From the above idea, different from the mapping function in [27], the new mapping function differs from the original sigmoid in two respects. First consideration is the difference between the probability mapping function and the sigmoid function on velocity. The purpose is to make the probability function value is 0 when the speed is 0. Second consideration is from the iteration number aspect to make sure the BPSO can convergence to global optimal. The function curve is shown in Figs. 2 and 3.
From the Fig. 2, under the new mapping function, the mapping value is 0 when the velocity is 0 so the change rate is 0 which meets the requirements. Besides, as can be seen in Fig. 3, in addition to the different mappings of bit velocity, the mapping function also take the iteration number into consideration, with the iteration number increasing, the mapping value is more closer to 1, which means the gene selected with higher probability.
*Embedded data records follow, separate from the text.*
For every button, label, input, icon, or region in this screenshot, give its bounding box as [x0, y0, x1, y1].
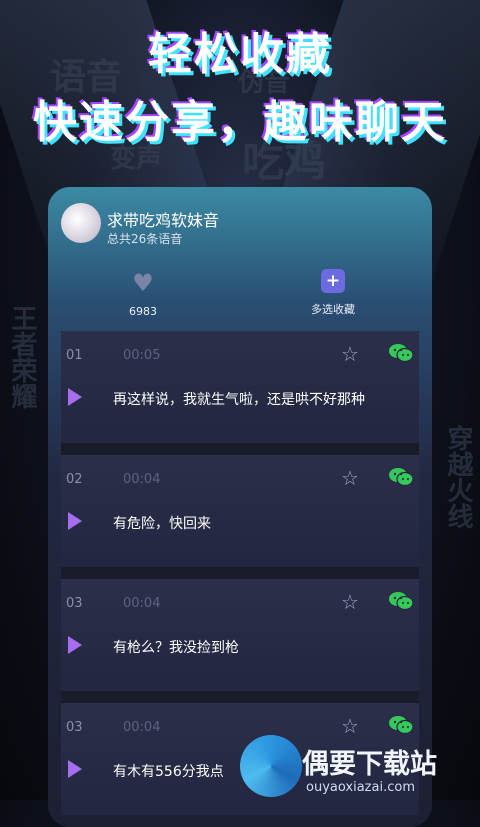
voice-index: 03 — [66, 596, 83, 611]
wechat-icon[interactable] — [388, 467, 414, 487]
wechat-icon[interactable] — [388, 715, 414, 735]
collection-card: 求带吃鸡软妹音 总共26条语音 ♥ 6983 + 多选收藏 01 00:05 ☆… — [48, 187, 432, 827]
star-outline-icon[interactable]: ☆ — [341, 466, 359, 490]
row-divider — [61, 567, 419, 579]
headline-line1: 轻松收藏 — [148, 29, 332, 80]
voice-row[interactable]: 01 00:05 ☆ 再这样说，我就生气啦，还是哄不好那种 — [61, 331, 419, 443]
bg-word: 穿越火线 — [443, 425, 473, 529]
play-icon[interactable] — [68, 388, 82, 406]
like-button[interactable]: ♥ 6983 — [93, 269, 193, 318]
like-count: 6983 — [129, 305, 157, 318]
voice-index: 02 — [66, 472, 83, 487]
voice-duration: 00:04 — [123, 472, 161, 487]
voice-text: 再这样说，我就生气啦，还是哄不好那种 — [113, 392, 365, 408]
voice-row[interactable]: 03 00:04 ☆ 有枪么？我没捡到枪 — [61, 579, 419, 691]
play-icon[interactable] — [68, 760, 82, 778]
star-outline-icon[interactable]: ☆ — [341, 714, 359, 738]
watermark-logo — [240, 735, 302, 797]
row-divider — [61, 691, 419, 703]
voice-text: 有危险，快回来 — [113, 516, 211, 532]
watermark-url: ouyaoxiazai.com — [306, 780, 415, 795]
voice-text: 有枪么？我没捡到枪 — [113, 640, 239, 656]
voice-index: 03 — [66, 720, 83, 735]
heart-icon: ♥ — [132, 269, 154, 297]
multi-select-button[interactable]: + 多选收藏 — [283, 269, 383, 317]
collection-subtitle: 总共26条语音 — [107, 232, 183, 246]
voice-duration: 00:05 — [123, 348, 161, 363]
voice-row[interactable]: 02 00:04 ☆ 有危险，快回来 — [61, 455, 419, 567]
voice-index: 01 — [66, 348, 83, 363]
collection-title: 求带吃鸡软妹音 — [107, 211, 220, 230]
wechat-icon[interactable] — [388, 591, 414, 611]
voice-text: 有木有556分我点 — [113, 764, 224, 780]
wechat-icon[interactable] — [388, 343, 414, 363]
bg-word: 王者荣耀 — [7, 305, 37, 409]
row-divider — [61, 443, 419, 455]
folder-add-icon: + — [321, 269, 345, 293]
voice-duration: 00:04 — [123, 720, 161, 735]
watermark-title: 偶要下载站 — [302, 749, 437, 780]
play-icon[interactable] — [68, 512, 82, 530]
star-outline-icon[interactable]: ☆ — [341, 590, 359, 614]
multi-select-label: 多选收藏 — [311, 303, 355, 316]
play-icon[interactable] — [68, 636, 82, 654]
voice-duration: 00:04 — [123, 596, 161, 611]
avatar[interactable] — [61, 203, 101, 243]
headline-line2: 快速分享，趣味聊天 — [33, 97, 447, 148]
star-outline-icon[interactable]: ☆ — [341, 342, 359, 366]
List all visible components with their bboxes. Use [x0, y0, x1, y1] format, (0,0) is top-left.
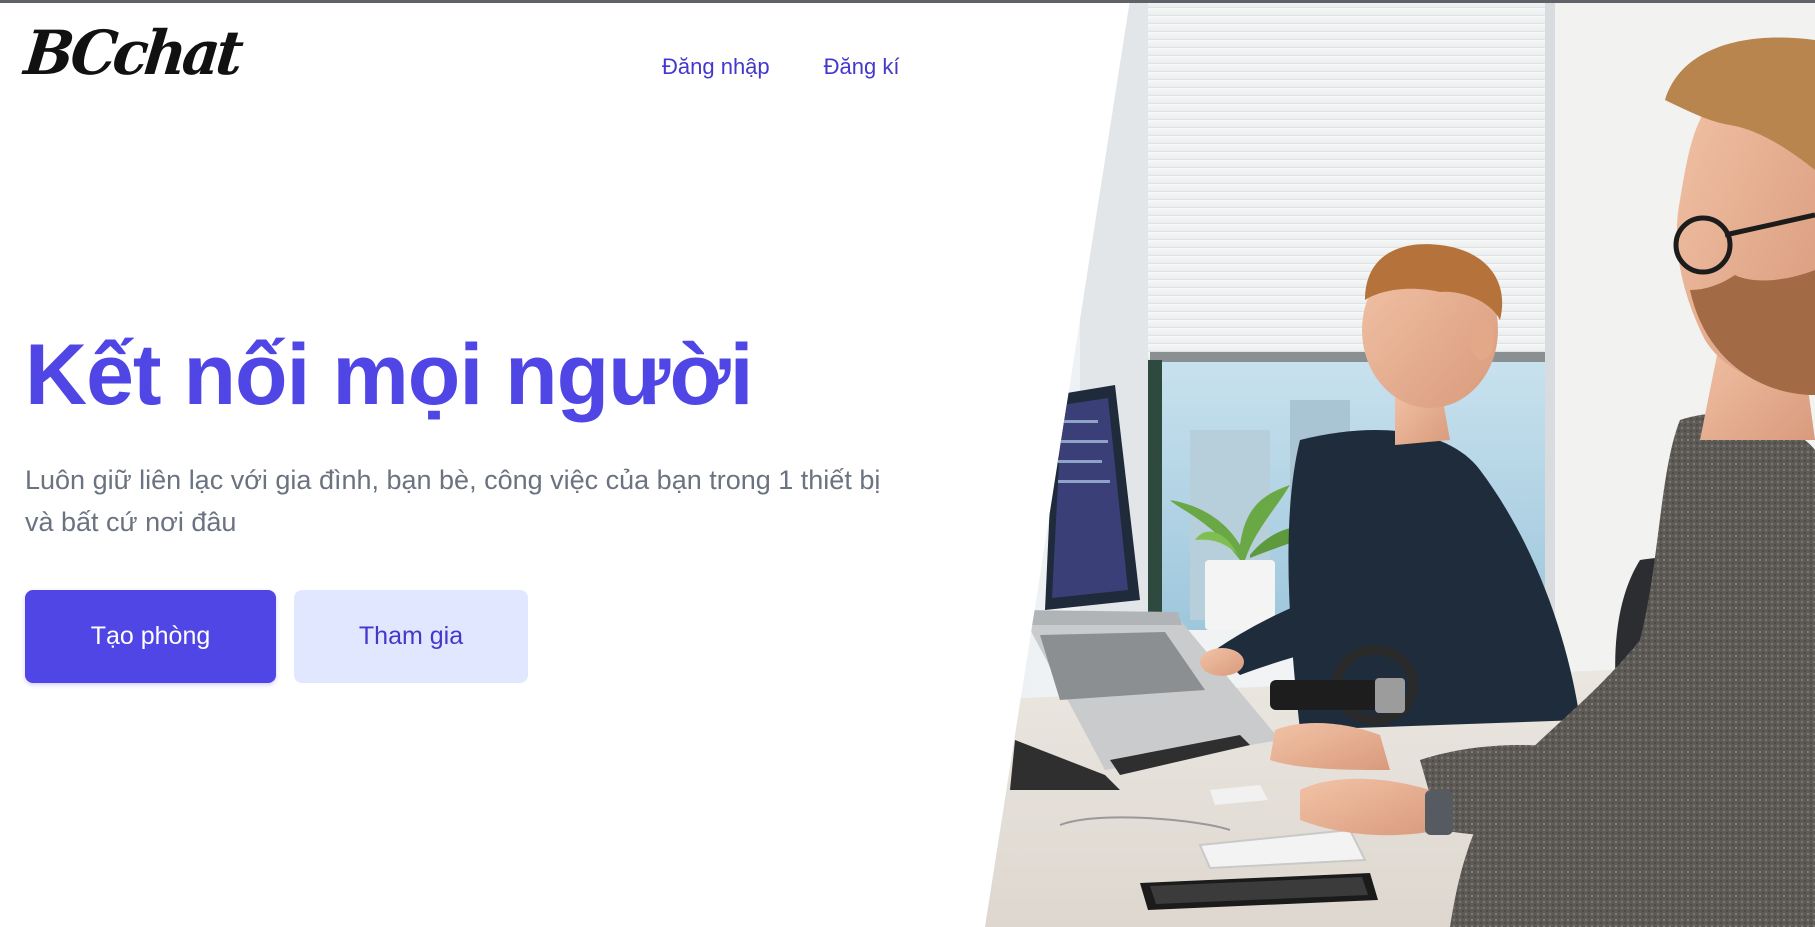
create-room-button[interactable]: Tạo phòng — [25, 590, 276, 683]
top-nav: Đăng nhập Đăng kí — [662, 54, 899, 80]
register-link[interactable]: Đăng kí — [824, 54, 900, 80]
hero-actions: Tạo phòng Tham gia — [25, 590, 528, 683]
login-link[interactable]: Đăng nhập — [662, 54, 770, 80]
join-room-button[interactable]: Tham gia — [294, 590, 528, 683]
brand-logo[interactable]: BCchat — [21, 17, 243, 88]
window-top-border — [0, 0, 1815, 3]
landing-page: BCchat Đăng nhập Đăng kí Kết nối mọi ngư… — [0, 0, 1815, 927]
hero-title: Kết nối mọi người — [25, 327, 753, 423]
hero-subtitle: Luôn giữ liên lạc với gia đình, bạn bè, … — [25, 465, 881, 537]
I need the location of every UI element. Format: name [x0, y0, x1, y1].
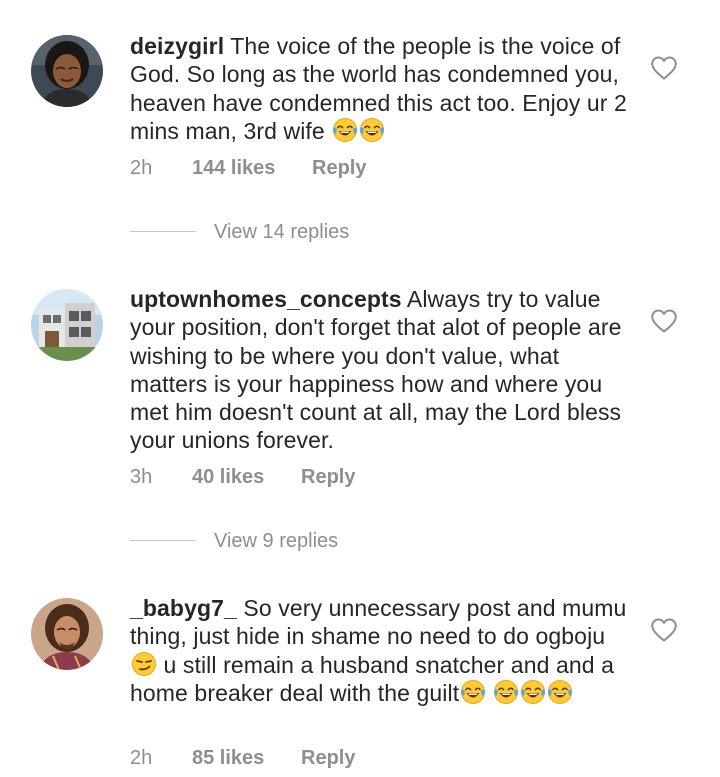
comment-username[interactable]: deizygirl: [130, 33, 224, 59]
view-replies-button[interactable]: View 14 replies: [130, 220, 450, 244]
view-replies-label: View 9 replies: [214, 530, 339, 552]
heart-outline-icon[interactable]: [650, 308, 678, 334]
divider-line: [130, 540, 196, 541]
joy-emoji: [520, 679, 546, 705]
reply-button[interactable]: Reply: [301, 465, 355, 489]
joy-emoji: [493, 679, 519, 705]
comment-likes[interactable]: 144 likes: [192, 156, 275, 180]
comment-username[interactable]: _babyg7_: [130, 595, 237, 621]
avatar-building-icon[interactable]: [31, 289, 103, 361]
joy-emoji: [332, 117, 358, 143]
comment-likes[interactable]: 40 likes: [192, 465, 264, 489]
heart-outline-icon[interactable]: [650, 617, 678, 643]
avatar-woman-icon[interactable]: [31, 35, 103, 107]
comment-body: uptownhomes_concepts Always try to value…: [130, 285, 630, 455]
joy-emoji: [460, 679, 486, 705]
view-replies-label: View 14 replies: [214, 221, 350, 243]
comment-likes[interactable]: 85 likes: [192, 746, 264, 770]
reply-button[interactable]: Reply: [312, 156, 366, 180]
joy-emoji: [547, 679, 573, 705]
comment-time: 3h: [130, 466, 153, 488]
avatar-man-icon[interactable]: [31, 598, 103, 670]
comment-time: 2h: [130, 157, 153, 179]
view-replies-button[interactable]: View 9 replies: [130, 529, 450, 553]
reply-button[interactable]: Reply: [301, 746, 355, 770]
comment-time: 2h: [130, 747, 153, 769]
comment-username[interactable]: uptownhomes_concepts: [130, 286, 402, 312]
joy-emoji: [359, 117, 385, 143]
divider-line: [130, 231, 196, 232]
comment-body: _babyg7_ So very unnecessary post and mu…: [130, 594, 630, 707]
comment-body: deizygirl The voice of the people is the…: [130, 32, 630, 145]
smirk-emoji: [131, 651, 157, 677]
heart-outline-icon[interactable]: [650, 55, 678, 81]
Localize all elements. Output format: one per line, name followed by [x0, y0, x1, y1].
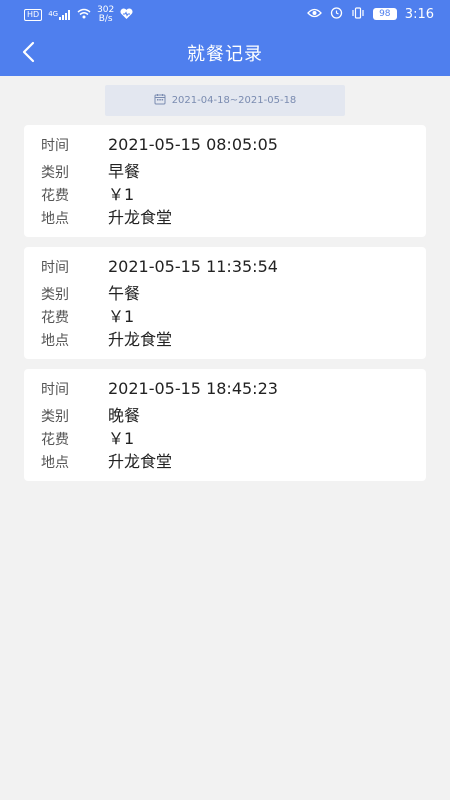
cost-label: 花费 — [41, 188, 69, 204]
network-speed-unit: B/s — [98, 14, 113, 24]
place-label: 地点 — [41, 211, 69, 227]
status-bar: HD 4G 302 B/s 98 3:16 — [0, 0, 450, 28]
hd-badge: HD — [24, 9, 43, 21]
record-time-row: 时间 2021-05-15 18:45:23 — [41, 379, 426, 402]
place-value: 升龙食堂 — [108, 208, 173, 227]
status-time: 3:16 — [404, 6, 434, 22]
date-range-text: 2021-04-18~2021-05-18 — [171, 95, 297, 106]
meal-record-card: 时间 2021-05-15 18:45:23 类别 晚餐 花费 ￥1 地点 升龙… — [24, 369, 426, 481]
record-cost-row: 花费 ￥1 — [41, 303, 426, 326]
record-place-row: 地点 升龙食堂 — [41, 326, 426, 349]
calendar-icon — [154, 93, 166, 108]
type-label: 类别 — [41, 409, 69, 425]
record-type-row: 类别 午餐 — [41, 280, 426, 303]
cost-value: ￥1 — [108, 307, 135, 326]
record-place-row: 地点 升龙食堂 — [41, 204, 426, 227]
network-speed: 302 B/s — [97, 6, 114, 24]
date-range-picker[interactable]: 2021-04-18~2021-05-18 — [105, 85, 345, 116]
signal-type: 4G — [48, 10, 59, 18]
record-time-row: 时间 2021-05-15 08:05:05 — [41, 135, 426, 158]
place-value: 升龙食堂 — [108, 452, 173, 471]
health-icon — [120, 7, 133, 23]
type-value: 早餐 — [108, 162, 141, 181]
cost-label: 花费 — [41, 432, 69, 448]
type-value: 午餐 — [108, 284, 141, 303]
time-label: 时间 — [41, 260, 69, 276]
record-type-row: 类别 晚餐 — [41, 402, 426, 425]
time-label: 时间 — [41, 382, 69, 398]
time-label: 时间 — [41, 138, 69, 154]
place-value: 升龙食堂 — [108, 330, 173, 349]
cost-value: ￥1 — [108, 429, 135, 448]
record-type-row: 类别 早餐 — [41, 158, 426, 181]
status-bar-right: 98 3:16 — [306, 6, 434, 22]
place-label: 地点 — [41, 333, 69, 349]
wifi-icon — [77, 8, 91, 22]
record-place-row: 地点 升龙食堂 — [41, 448, 426, 471]
alarm-icon — [330, 6, 343, 22]
record-cost-row: 花费 ￥1 — [41, 181, 426, 204]
time-value: 2021-05-15 11:35:54 — [108, 257, 278, 276]
app-header: HD 4G 302 B/s 98 3:16 就餐记录 — [0, 0, 450, 76]
type-label: 类别 — [41, 165, 69, 181]
type-label: 类别 — [41, 287, 69, 303]
record-cost-row: 花费 ￥1 — [41, 425, 426, 448]
status-bar-left: HD 4G 302 B/s — [24, 6, 133, 24]
cost-value: ￥1 — [108, 185, 135, 204]
time-value: 2021-05-15 08:05:05 — [108, 135, 278, 154]
battery-indicator: 98 — [372, 8, 397, 20]
meal-record-card: 时间 2021-05-15 11:35:54 类别 午餐 花费 ￥1 地点 升龙… — [24, 247, 426, 359]
type-value: 晚餐 — [108, 406, 141, 425]
cost-label: 花费 — [41, 310, 69, 326]
signal-icon: 4G — [48, 10, 71, 20]
eye-icon — [306, 7, 322, 21]
meal-record-card: 时间 2021-05-15 08:05:05 类别 早餐 花费 ￥1 地点 升龙… — [24, 125, 426, 237]
time-value: 2021-05-15 18:45:23 — [108, 379, 278, 398]
vibrate-icon — [351, 6, 365, 22]
page-title: 就餐记录 — [187, 44, 263, 65]
record-time-row: 时间 2021-05-15 11:35:54 — [41, 257, 426, 280]
place-label: 地点 — [41, 455, 69, 471]
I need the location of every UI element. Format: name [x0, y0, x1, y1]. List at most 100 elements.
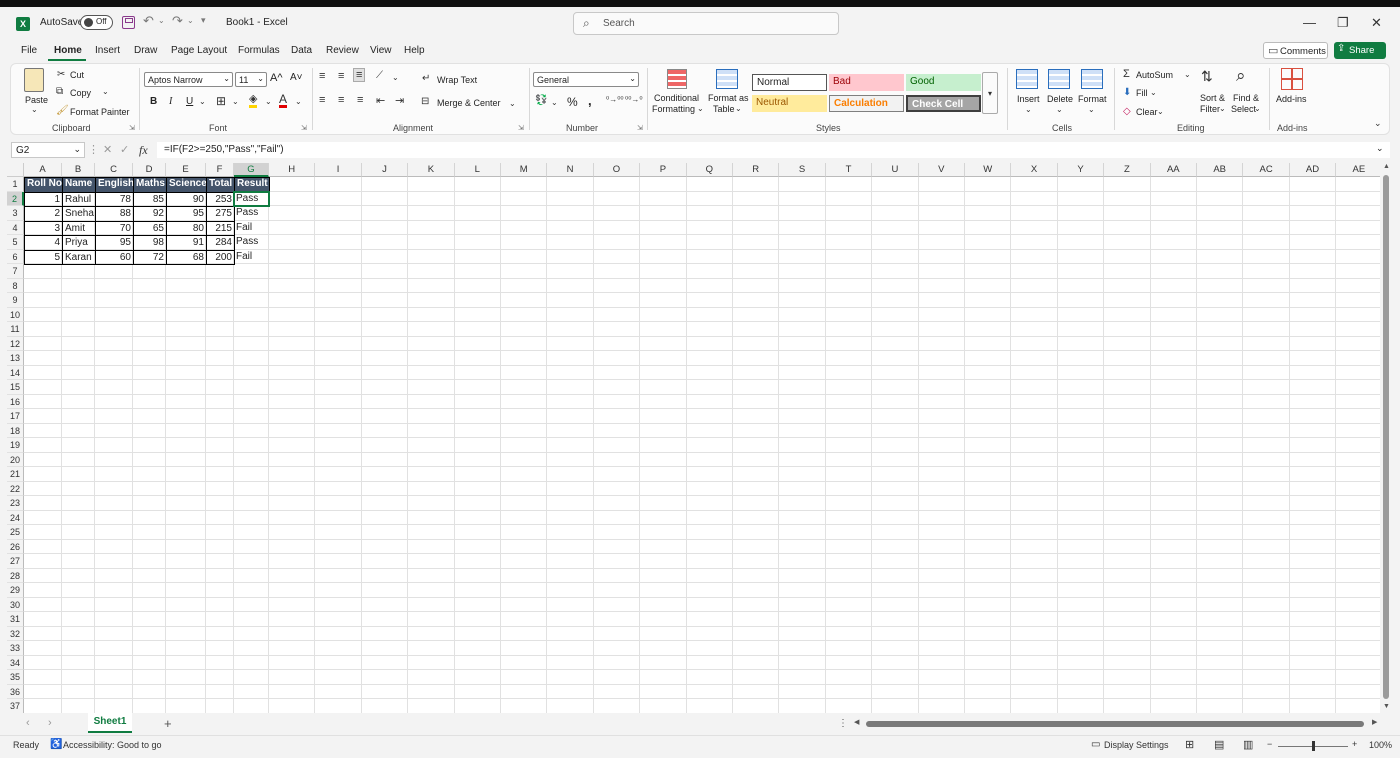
row-header-31[interactable]: 31	[7, 612, 24, 627]
merge-dropdown-icon[interactable]: ⌄	[509, 99, 516, 108]
row-header-5[interactable]: 5	[7, 235, 24, 250]
orientation-dropdown-icon[interactable]: ⌄	[392, 73, 399, 82]
bold-button[interactable]: B	[150, 96, 157, 107]
row-header-23[interactable]: 23	[7, 496, 24, 511]
header-cell-c[interactable]: English	[95, 177, 134, 193]
font-launcher-icon[interactable]: ⇲	[301, 124, 307, 132]
table-cell-e3[interactable]: 95	[166, 206, 207, 222]
table-cell-f4[interactable]: 215	[206, 220, 235, 236]
column-header-d[interactable]: D	[133, 163, 166, 177]
column-header-b[interactable]: B	[62, 163, 95, 177]
column-header-u[interactable]: U	[872, 163, 919, 177]
column-header-ac[interactable]: AC	[1243, 163, 1290, 177]
column-header-x[interactable]: X	[1011, 163, 1058, 177]
conditional-dropdown-icon[interactable]: ⌄	[697, 104, 704, 113]
table-cell-c4[interactable]: 70	[95, 220, 134, 236]
tab-home[interactable]: Home	[54, 45, 82, 56]
zoom-slider-thumb[interactable]	[1312, 741, 1315, 751]
comments-button[interactable]: Comments	[1263, 42, 1328, 59]
header-cell-b[interactable]: Name	[62, 177, 96, 193]
header-cell-f[interactable]: Total	[206, 177, 235, 193]
underline-button[interactable]: U	[186, 96, 193, 107]
align-middle-icon[interactable]: ≡	[338, 70, 344, 82]
page-layout-view-icon[interactable]: ▤	[1214, 738, 1224, 751]
table-cell-c6[interactable]: 60	[95, 249, 134, 265]
row-header-37[interactable]: 37	[7, 699, 24, 713]
table-cell-e6[interactable]: 68	[166, 249, 207, 265]
find-select-label-1[interactable]: Find &	[1233, 93, 1259, 103]
table-cell-g6[interactable]: Fail	[234, 250, 269, 266]
increase-font-button[interactable]: A^	[270, 72, 283, 84]
column-header-e[interactable]: E	[166, 163, 206, 177]
decrease-indent-icon[interactable]: ⇤	[376, 94, 385, 107]
accessibility-icon[interactable]: ♿	[50, 739, 62, 750]
format-table-dropdown-icon[interactable]: ⌄	[735, 104, 742, 113]
fill-button[interactable]: Fill	[1136, 88, 1148, 98]
style-good[interactable]: Good	[906, 74, 981, 91]
search-box[interactable]: ⌕ Search	[573, 12, 839, 35]
vertical-scroll-thumb[interactable]	[1383, 175, 1389, 699]
row-header-8[interactable]: 8	[7, 278, 24, 293]
row-header-28[interactable]: 28	[7, 568, 24, 583]
row-header-10[interactable]: 10	[7, 307, 24, 322]
row-header-35[interactable]: 35	[7, 670, 24, 685]
decrease-decimal-icon[interactable]: ⁰⁰→⁰	[625, 95, 643, 104]
table-cell-d3[interactable]: 92	[133, 206, 167, 222]
scroll-down-icon[interactable]: ▼	[1383, 703, 1390, 710]
display-settings-icon[interactable]: ▭	[1091, 739, 1100, 750]
table-cell-b3[interactable]: Sneha	[62, 206, 96, 222]
table-cell-e2[interactable]: 90	[166, 191, 207, 207]
horizontal-scroll-thumb[interactable]	[866, 721, 1364, 727]
column-header-aa[interactable]: AA	[1150, 163, 1197, 177]
comma-style-button[interactable]: ,	[588, 93, 592, 108]
table-cell-f2[interactable]: 253	[206, 191, 235, 207]
horizontal-scrollbar[interactable]: ◀ ▶	[852, 719, 1384, 729]
clipboard-launcher-icon[interactable]: ⇲	[129, 124, 135, 132]
row-header-17[interactable]: 17	[7, 409, 24, 424]
column-header-k[interactable]: K	[408, 163, 455, 177]
insert-function-icon[interactable]: fx	[139, 143, 148, 158]
table-cell-a6[interactable]: 5	[24, 249, 63, 265]
table-cell-b5[interactable]: Priya	[62, 235, 96, 251]
styles-more-icon[interactable]: ▾	[982, 72, 998, 114]
header-cell-d[interactable]: Maths	[133, 177, 167, 193]
scroll-up-icon[interactable]: ▲	[1383, 163, 1390, 170]
eraser-icon[interactable]: ◇	[1123, 106, 1131, 117]
tab-insert[interactable]: Insert	[95, 45, 120, 56]
row-header-29[interactable]: 29	[7, 583, 24, 598]
decrease-font-button[interactable]: A˅	[290, 72, 303, 83]
row-header-21[interactable]: 21	[7, 467, 24, 482]
column-header-t[interactable]: T	[825, 163, 873, 177]
style-normal[interactable]: Normal	[752, 74, 827, 91]
sort-filter-icon[interactable]: ⇅	[1201, 68, 1213, 85]
add-ins-button[interactable]: Add-ins	[1276, 94, 1307, 104]
column-header-n[interactable]: N	[547, 163, 594, 177]
row-header-11[interactable]: 11	[7, 322, 24, 337]
copy-dropdown-icon[interactable]: ⌄	[102, 87, 109, 96]
paste-icon[interactable]	[24, 68, 44, 92]
cancel-entry-icon[interactable]: ✕	[103, 143, 112, 156]
table-cell-b4[interactable]: Amit	[62, 220, 96, 236]
paste-dropdown-icon[interactable]: ⌄	[31, 105, 38, 114]
row-header-2[interactable]: 2	[7, 191, 24, 206]
copy-icon[interactable]: ⧉	[56, 86, 63, 97]
delete-dropdown-icon[interactable]: ⌄	[1056, 105, 1063, 114]
row-header-34[interactable]: 34	[7, 655, 24, 670]
restore-icon[interactable]: ❐	[1337, 15, 1349, 31]
tab-formulas[interactable]: Formulas	[238, 45, 280, 56]
row-header-1[interactable]: 1	[7, 177, 24, 192]
table-cell-d2[interactable]: 85	[133, 191, 167, 207]
prev-sheet-icon[interactable]: ‹	[26, 717, 30, 729]
table-cell-d6[interactable]: 72	[133, 249, 167, 265]
worksheet-grid[interactable]: A B C D E F G H I J K L M N O P Q R S T U V W X Y Z AA AB AC AD AE 123…	[7, 163, 1380, 713]
tab-split-icon[interactable]: ⋮	[838, 718, 848, 729]
column-header-s[interactable]: S	[779, 163, 826, 177]
number-launcher-icon[interactable]: ⇲	[637, 124, 643, 132]
column-header-ad[interactable]: AD	[1289, 163, 1337, 177]
column-header-i[interactable]: I	[315, 163, 362, 177]
fill-color-dropdown-icon[interactable]: ⌄	[265, 97, 272, 106]
delete-cells-button[interactable]: Delete	[1047, 94, 1073, 104]
customize-qat-icon[interactable]: ▾	[201, 15, 206, 26]
row-header-3[interactable]: 3	[7, 206, 24, 221]
undo-dropdown-icon[interactable]: ⌄	[158, 16, 165, 25]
The steps of the proposed gene selection method
Since the proposed method combines the LASSO with BPSO based on K-medoids and ELM to perform gene selection, it is referred to as the KL-IBPSO-ELM method. Figure 4 depicts the frame of the proposed gene selection method, and the detailed steps are described as follows:
Step 1: Form an initial gene pool. The dataset is divided into training and testing datasets. Selecting 200 genes from all original genes by using SNR method [28] on the training data. Then, the training dataset is further divided into the training and validation datasets.
Step 2: Establish the candidate elite gene pool. First, calculate the geodesic distance between every two genes in initial pool. The geodesic distance can reflect flow structure of the high dimensional gene data more precisely [29]. Then, employ the K-medoids to cluster the genes. The purpose of clustering before LASSO is to give full consideration of gene structure as well as decrease the computational complexity. Finally, the top contributing genes are obtained by LASSO selecting in every clusters. Moreover, the contribution values of the elite genes are gained.
Step 3: Use the improved BPSO to select the optimal gene subsets from the candidate elite gene pool. Initialize all particles according to the contribution Initialization rule. The position xij can be coded to 0 or 1. 1 means the i − th gene is selected and 0 means the i − th gene is not selected. Set the current position of each particle as its pbest, and compute the gbest. Update the particle according to contribution updating rule and new mapping function. Compute the fitness value of each particle. In this study, the selected gene number is not fixed so as to further avoid filter out key genes. Therefore, the fitness value of the i-th particle is adopted by the corresponding accuracy obtained by ELM denoted by the i-th particle.
The KL-IBPSO-ELM method firstly filter out the irrelevant genes by the SNR method. Then the LASSO selects the candidate elite genes in every clusters obtained through K-medoids method based on the geodesic distance. Finally, to obtain the optimal gene subsets, the BPSO is modified to improve its convergence by encoding the contribution value from LASSO and changing the new mapping function. It could select the most predictive gens with low redundancy effectively.
Additionally, the proposed gene selection method contains filtering irrelevant genes to establish the gene pool and using PSO to select functional gene subsets from the gene pool, and its computational complexity is at the same order of magnitude of that of the PSO-based [16, 17, 30] gene selection methods.